When I came into his office, he started to get up and I waved him back down. I took the seat across the desk from him, and began by asking about his wife … except in our part of the world, that’s not how you do it. “How’s that pretty gal of yours” is what I asked, as if Melinda had seen only seventeen summers instead of sixty-two or -three. My concern was genuine he was a woman I could have loved and married myself, if the lines of our lives had coincided – but I didn’t mind diverting him a little from his main business, either.

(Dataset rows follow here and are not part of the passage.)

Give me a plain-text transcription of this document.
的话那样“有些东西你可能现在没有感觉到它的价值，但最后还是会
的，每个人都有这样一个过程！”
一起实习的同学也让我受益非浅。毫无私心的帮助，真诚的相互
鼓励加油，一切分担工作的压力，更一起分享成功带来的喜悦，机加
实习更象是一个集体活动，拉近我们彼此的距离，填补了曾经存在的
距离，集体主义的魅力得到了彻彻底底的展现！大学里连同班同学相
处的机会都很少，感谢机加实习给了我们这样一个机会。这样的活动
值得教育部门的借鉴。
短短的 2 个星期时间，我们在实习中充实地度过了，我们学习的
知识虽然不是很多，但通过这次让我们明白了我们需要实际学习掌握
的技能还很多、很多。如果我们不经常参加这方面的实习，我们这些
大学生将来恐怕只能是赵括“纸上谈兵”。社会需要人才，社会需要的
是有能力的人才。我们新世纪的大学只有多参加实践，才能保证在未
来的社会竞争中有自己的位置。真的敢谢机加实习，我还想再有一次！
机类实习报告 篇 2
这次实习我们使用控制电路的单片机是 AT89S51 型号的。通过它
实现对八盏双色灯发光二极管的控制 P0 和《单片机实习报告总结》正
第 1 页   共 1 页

He sighed deeply. “Not so well, Paul. Not so well at all.”
“More headaches?”
“Only one this week, but it was the worst yet – put her flat on her back for most of the day before yesterday. And now she’s developed this weakness in her right hand-” He raised his own liverspotted right hand. We both watched it tremble above his blotter for a moment or two, and then he lowered it again. I could tell he would have given just about anything not to be telling me what he was telling me, and I would have given just about anything not to be hearing it. Melinda’s headaches had started in the spring, and all that summer her doctor had been saying they were “nervous-tension migraines,” perhaps caused by the stress of Hal’s coming retirement. Except that neither of them could wait for his retirement, and my own wife had told me that migraine is not a disease of the old but the young; by the time its sufferers reached Melinda Moores’s age, they were usually getting better, not worse. And now this weakness of the hand. It didn’t sound like nervous tension to me; it sounded like a damned stroke.
“Dr. Haverstrom wants her to go in hospital up to Indianola,” Moores said. “Have some tests. Head X-rays, he means. Who knows what else. She is scared to death!’ He paused, then added, “Truth to tell, so am I.”
“Yeah, but you see she does it,” I said. “Don’t wait. If it turns out to be something they can see with an X-ray, it may turn out to be something they can fix.”
“Yes,” he agreed, and then, for just a moment – the only one during that part of our interview, as I recall –
our eyes met and locked. There was the sort of nakedly perfect understanding between us that needs no words. It could be a stroke, yes. It could also be a cancer growing in her brain, and if it was that, the chances that the doctors at Indianola could do anything about it were slim going on none. This was ’32, remember, when even something as relatively simple as a urinary infection was either sulfa and stink or suffer and wait.
“I thank you for your concern, Paul. Now let’s talk about Percy Wetmore!’
I groaned and covered my eyes.
“I had a call from the state capital this morning,” the warden said evenly. “It was quite an angry call, as I’m sure you can imagine. Paul, the governor is so married he’s almost not there, if you take my meaning.
And his wife has a brother who has one child. That child is Percy Wetmore. Percy called his dad last night, and Percy’s dad called Percy’s aunt. Do I have to trace the rest of this out for you?”
‘No,” I said. “Percy squealed. Just like the schoolroom sissy telling teacher he saw Jack and Jill smooching in the cloakroom.”
“Yep,” Moores agreed, “that’s about the size of it.”
“You know what happened between Percy and Delacroix when Delacroix came in?” I asked. “Percy and his damned hickory billy-club?”
“Yes, but – ”
“And you know how he runs it along the bars sometimes, just for the pure hell of it. He’s mean, and he’s stupid, and I don’t know how much longer I can take him. That’s the truth.”
We’d known each other five years. That can be a long time for men who get on well, especially when part of the job is trading life for death. What I’m saying is that he understood what I meant. Not that I would quit; not with the Depression walking around outside the prison walls like a dangerous criminal, one that couldn’t be caged as our charges were. Better men than me were out on the roads or riding the rods. I was lucky and knew it – children grown and the mortgage, that two-hundred-pound block of marble, had been off my chest for the last two years. But a man’s got to eat, and his wife has to eat, too. Also, we were used to sending our daughter and son-in-law twenty bucks whenever we could afford it (and sometimes when we couldn’t, if Jane’s letters sounded particularly desperate). He was an out-of-work high-school teacher, and if that didn’t qualify for desperate back in those days, then the word had no meaning. So no, you didn’t walk off a steady paycheck job like mine … not in cold blood, that was. But my blood wasn’t cold that fall. The temperatures outside were unseasonable, and the infection crawling around inside me had turned the thermostat up even more. And when a man’s in that kind of situation, why, sometimes his fist flies out pretty much of its own accord. And if you slug a connected man like Percy Wetmore once, you might as well just go right on slugging, because there’s no going back.